Cousteau and his teams were among the first to dive in places such as the Red Sea and the Sea of Cortez. They both discovered and re-discovered many long-lost wrecks. Cousteau also fathered four children during his two marriages. Several of them, as well as several grandchildren, went on to become underwater explorers.
In the 1980s, Cousteau became increasingly concerned about the state of the world’s oceans. Many of his articles, books, and TV productions took on an environmental message, urging better protection of the oceans. He continued this work until his death in Paris in 1997.
Controversy surrounding Cousteau
As can be expected with someone as well known as Cousteau, his life was not without controversy. Other submarine explorers have accused him of stealing the world’s attention, and perhaps not sharing the limelight with other, equally deserving, explorers. He also tended to keep his discoveries to himself. Famous examples include several wrecks, such as the Thistlegorm. Other controversy involves practices early in his work that are not what we’d consider sustainable or ethical today. Cousteau himself acknowledged this controversy, stating that when he first undertook marine exploration, many common practices were based on ignorance, but that he, as others, changed these practices once they understood the ramifications.
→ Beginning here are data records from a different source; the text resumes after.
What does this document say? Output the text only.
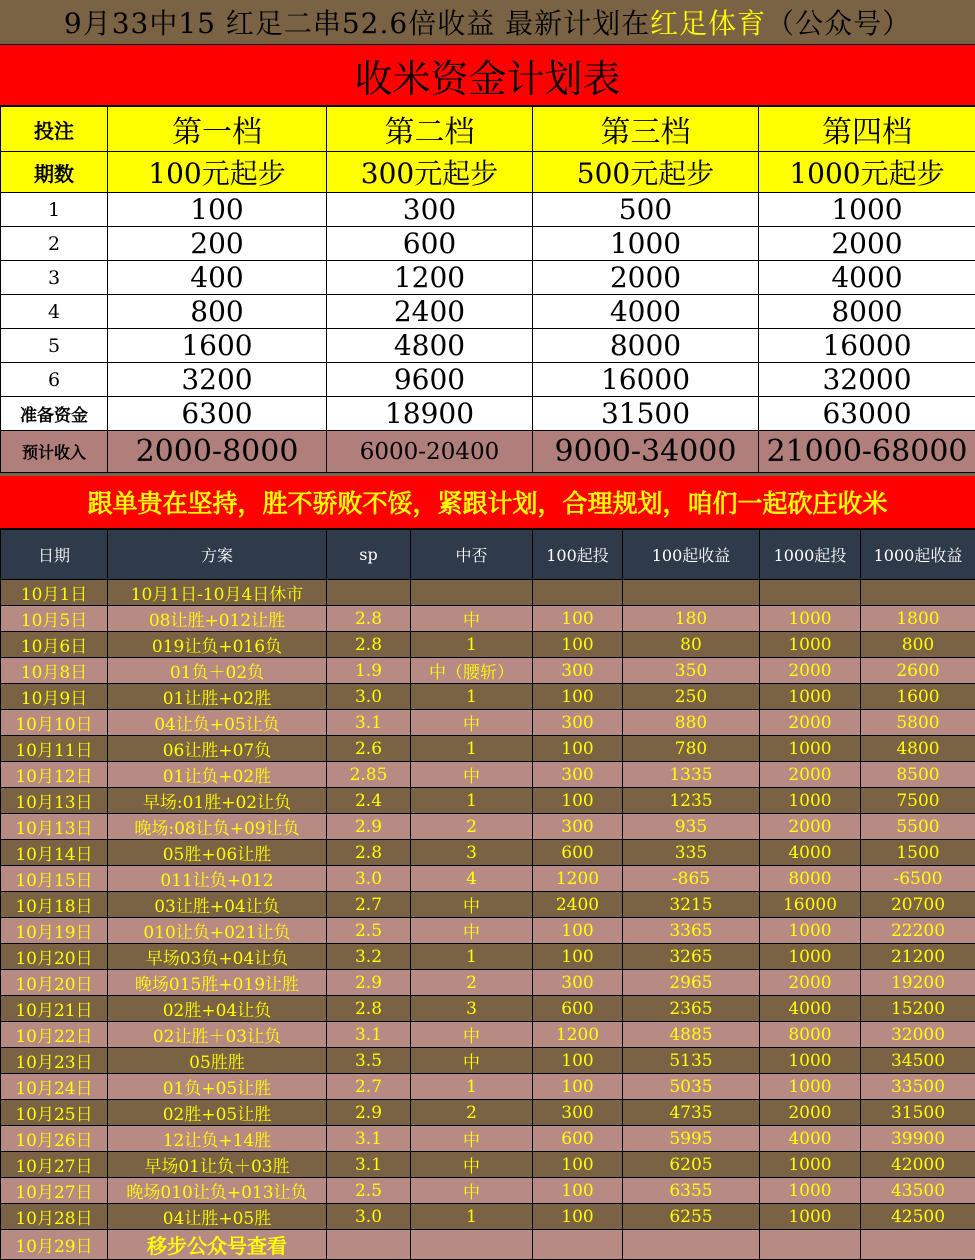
9月33中15 红足二串52.6倍收益 最新计划在 红足体育 （公众号）
收米资金计划表
投注	第一档	第二档	第三档	第四档
期数	100元起步	300元起步	500元起步	1000元起步
1	100	300	500	1000
2	200	600	1000	2000
3	400	1200	2000	4000
4	800	2400	4000	8000
5	1600	4800	8000	16000
6	3200	9600	16000	32000
准备资金	6300	18900	31500	63000
预计收入	2000-8000	6000-20400	9000-34000	21000-68000
跟单贵在坚持，胜不骄败不馁，紧跟计划，合理规划，咱们一起砍庄收米
日期	方案	sp	中否	100起投	100起收益	1000起投	1000起收益
10月1日	10月1日-10月4日休市						
10月5日	08让胜+012让胜	2.8	中	100	180	1000	1800
10月6日	019让负+016负	2.8	1	100	80	1000	800
10月8日	01负＋02负	1.9	中（腰斩）	300	350	2000	2600
10月9日	01让胜+02胜	3.0	1	100	250	1000	1600
10月10日	04让负+05让负	3.1	中	300	880	2000	5800
10月11日	06让胜+07负	2.6	1	100	780	1000	4800
10月12日	01让负+02胜	2.85	中	300	1335	2000	8500
10月13日	早场:01胜+02让负	2.4	1	100	1235	1000	7500
10月13日	晚场:08让负+09让负	2.9	2	300	935	2000	5500
10月14日	05胜+06让胜	2.8	3	600	335	4000	1500
10月15日	011让负+012	3.0	4	1200	-865	8000	-6500
10月18日	03让胜+04让负	2.7	中	2400	3215	16000	20700
10月19日	010让负+021让负	2.5	中	100	3365	1000	22200
10月20日	早场03负+04让负	3.2	1	100	3265	1000	21200
10月20日	晚场015胜+019让胜	2.9	2	300	2965	2000	19200
10月21日	02胜+04让负	2.8	3	600	2365	4000	15200
10月22日	02让胜＋03让负	3.1	中	1200	4885	8000	32000
10月23日	05胜胜	3.5	中	100	5135	1000	34500
10月24日	01负+05让胜	2.7	1	100	5035	1000	33500
10月25日	02胜+05让胜	2.9	2	300	4735	2000	31500
10月26日	12让负+14胜	3.1	中	600	5995	4000	39900
10月27日	早场01让负＋03胜	3.1	中	100	6205	1000	42000
10月27日	晚场010让负+013让负	2.5	中	100	6355	1000	43500
10月28日	04让胜+05胜	3.0	1	100	6255	1000	42500
10月29日	移步公众号查看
The most common controversy surrounding Cousteau centers on his mantle as the “inventor of scuba diving.”
No one person can lay claim to inventing scuba diving though, as modern scuba is the result of the work of many pioneers, of whom Cousteau was definitely one. However, Cousteau said himself that he did not invent the aqua-lung alone. He readily acknowledged that other experiments were going on elsewhere in the world.
Whatever you think of Jacques-Yves Cousteau, it’s difficult to argue that modern scuba diving would be anything like it is today without him. Through inventing the aqua-lung and popularizing a sport that’s piqued the world’s curiosity ever since, Cousteau’s contributions are indisputable.